Question

Image of \(|z|=2\) under \(w=z+3+2 i\) is

Short answer

Image of |z|=2 is a circle of radius 2 centered at (3, 2).

Step-by-step solution

Understand the geometric representation of |z|=2

The equation \(|z| = 2\) represents a circle in the complex plane with center at the origin \((0,0)\) and radius 2. All points \(z\) on this circle have a magnitude of 2.

Apply the transformation w = z + 3 + 2i

The transformation \(w = z + 3 + 2i\) shifts each point \(z\) in the complex plane by \(3\) units along the real axis and \(2\) units upward along the imaginary axis. This is like adding the complex number \(3 + 2i\) to \(z\).

Determine the new center and radius after the transformation

Adding \(3 + 2i\) to every point on the circle \(|z|=2\) results in a new circle, but the radius remains unchanged. The new center is at the point \((3, 2)\) in the complex plane, while the radius remains 2.

Key concepts

Geometric Representation

The concept of geometric representation in complex numbers is fascinating because it provides a visual way of understanding these numbers. In this context, complex numbers can be seen as points or vectors in a plane known as the complex plane. When dealing with \( |z| = 2 \), the geometric representation is a circle centered at the origin \( (0,0) \) with a radius of 2. This means that any complex number \( z \) on this circle is exactly 2 units away from the origin.
Think of this as drawing a perfect circle on a piece of graph paper, where each point on the circle maintains a constant distance, in this case, 2, from the center located at the origin of the axes.

Complex Plane

Understanding the complex plane is crucial for visualizing complex numbers. The complex plane is much like a regular coordinate plane but adjusted for complex numbers.

• The horizontal axis, or real axis, represents the real part of a complex number.
• The vertical axis, or imaginary axis, represents the imaginary part.

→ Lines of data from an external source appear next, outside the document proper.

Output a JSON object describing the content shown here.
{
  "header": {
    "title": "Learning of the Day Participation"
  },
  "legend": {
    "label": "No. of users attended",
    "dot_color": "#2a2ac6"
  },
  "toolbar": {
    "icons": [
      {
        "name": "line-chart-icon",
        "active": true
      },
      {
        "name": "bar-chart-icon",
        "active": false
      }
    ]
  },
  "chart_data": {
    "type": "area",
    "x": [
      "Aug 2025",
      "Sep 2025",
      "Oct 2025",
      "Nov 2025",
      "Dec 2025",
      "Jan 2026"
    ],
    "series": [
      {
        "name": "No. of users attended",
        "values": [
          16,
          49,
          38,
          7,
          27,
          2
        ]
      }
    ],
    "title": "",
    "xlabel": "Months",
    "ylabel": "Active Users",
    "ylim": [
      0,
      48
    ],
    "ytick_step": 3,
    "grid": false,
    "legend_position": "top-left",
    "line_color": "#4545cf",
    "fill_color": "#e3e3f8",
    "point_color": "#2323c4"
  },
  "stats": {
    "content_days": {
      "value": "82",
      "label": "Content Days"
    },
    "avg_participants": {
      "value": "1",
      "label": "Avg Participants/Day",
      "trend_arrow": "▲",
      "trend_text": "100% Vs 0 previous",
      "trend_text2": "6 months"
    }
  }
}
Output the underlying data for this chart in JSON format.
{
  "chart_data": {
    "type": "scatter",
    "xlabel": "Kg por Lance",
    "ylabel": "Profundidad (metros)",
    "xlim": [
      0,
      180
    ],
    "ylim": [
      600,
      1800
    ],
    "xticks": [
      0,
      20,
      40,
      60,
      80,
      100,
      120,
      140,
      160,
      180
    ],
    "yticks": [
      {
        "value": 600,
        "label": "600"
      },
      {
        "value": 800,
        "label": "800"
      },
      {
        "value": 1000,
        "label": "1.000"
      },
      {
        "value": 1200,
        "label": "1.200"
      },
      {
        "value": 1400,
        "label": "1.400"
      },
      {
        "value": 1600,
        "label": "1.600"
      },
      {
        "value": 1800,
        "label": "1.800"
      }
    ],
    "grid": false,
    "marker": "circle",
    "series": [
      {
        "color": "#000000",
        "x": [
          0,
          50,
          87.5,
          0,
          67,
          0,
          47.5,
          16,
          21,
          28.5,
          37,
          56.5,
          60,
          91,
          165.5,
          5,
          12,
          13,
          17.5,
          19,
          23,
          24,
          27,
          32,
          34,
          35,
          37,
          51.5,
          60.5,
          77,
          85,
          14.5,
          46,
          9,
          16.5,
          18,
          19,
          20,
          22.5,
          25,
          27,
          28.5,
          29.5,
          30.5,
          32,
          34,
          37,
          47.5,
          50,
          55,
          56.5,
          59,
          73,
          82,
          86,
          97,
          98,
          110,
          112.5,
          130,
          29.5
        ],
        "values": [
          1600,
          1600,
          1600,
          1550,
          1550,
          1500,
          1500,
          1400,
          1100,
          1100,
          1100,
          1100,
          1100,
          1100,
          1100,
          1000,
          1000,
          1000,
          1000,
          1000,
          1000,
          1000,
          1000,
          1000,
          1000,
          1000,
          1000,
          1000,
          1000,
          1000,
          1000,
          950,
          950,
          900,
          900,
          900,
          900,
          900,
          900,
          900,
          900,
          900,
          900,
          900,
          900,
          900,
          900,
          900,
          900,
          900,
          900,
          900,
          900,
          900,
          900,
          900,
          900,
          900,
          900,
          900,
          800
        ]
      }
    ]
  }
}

Therefore, any complex number \( z = a + bi \) can be represented by the point \( (a,b) \) in the complex plane. This makes it easier to visualize operations involving complex numbers, like addition or multiplication. In our scenario, the circle defined by \( |z|=2 \) is centered at \( (0,0) \) with a radius that stretches 2 units in all directions, capturing the transcendental beauty of complex numbers as both abstract and tangible.

Transformation

Transformation in the context of complex numbers introduces a dynamic shift. When we say \( w = z + 3 + 2i \), we are talking about moving every point \( z \) on our original circle by a specific vector in the complex plane. This vector \( 3 + 2i \) effectively shifts each point 3 units right and 2 units up.

• The horizontal shift (3 units) adds to the real part of each \( z \).
• The vertical shift (2 units) adds to the imaginary part of each \( z \).

The transformation results in a new circle that maintains the same size or radius but is now centered at \( (3,2) \). Thus, transformations allow us to understand how complex numbers and their geometric representations move and interact within the complex plane, emphasizing the interconnectedness of algebra and geometry.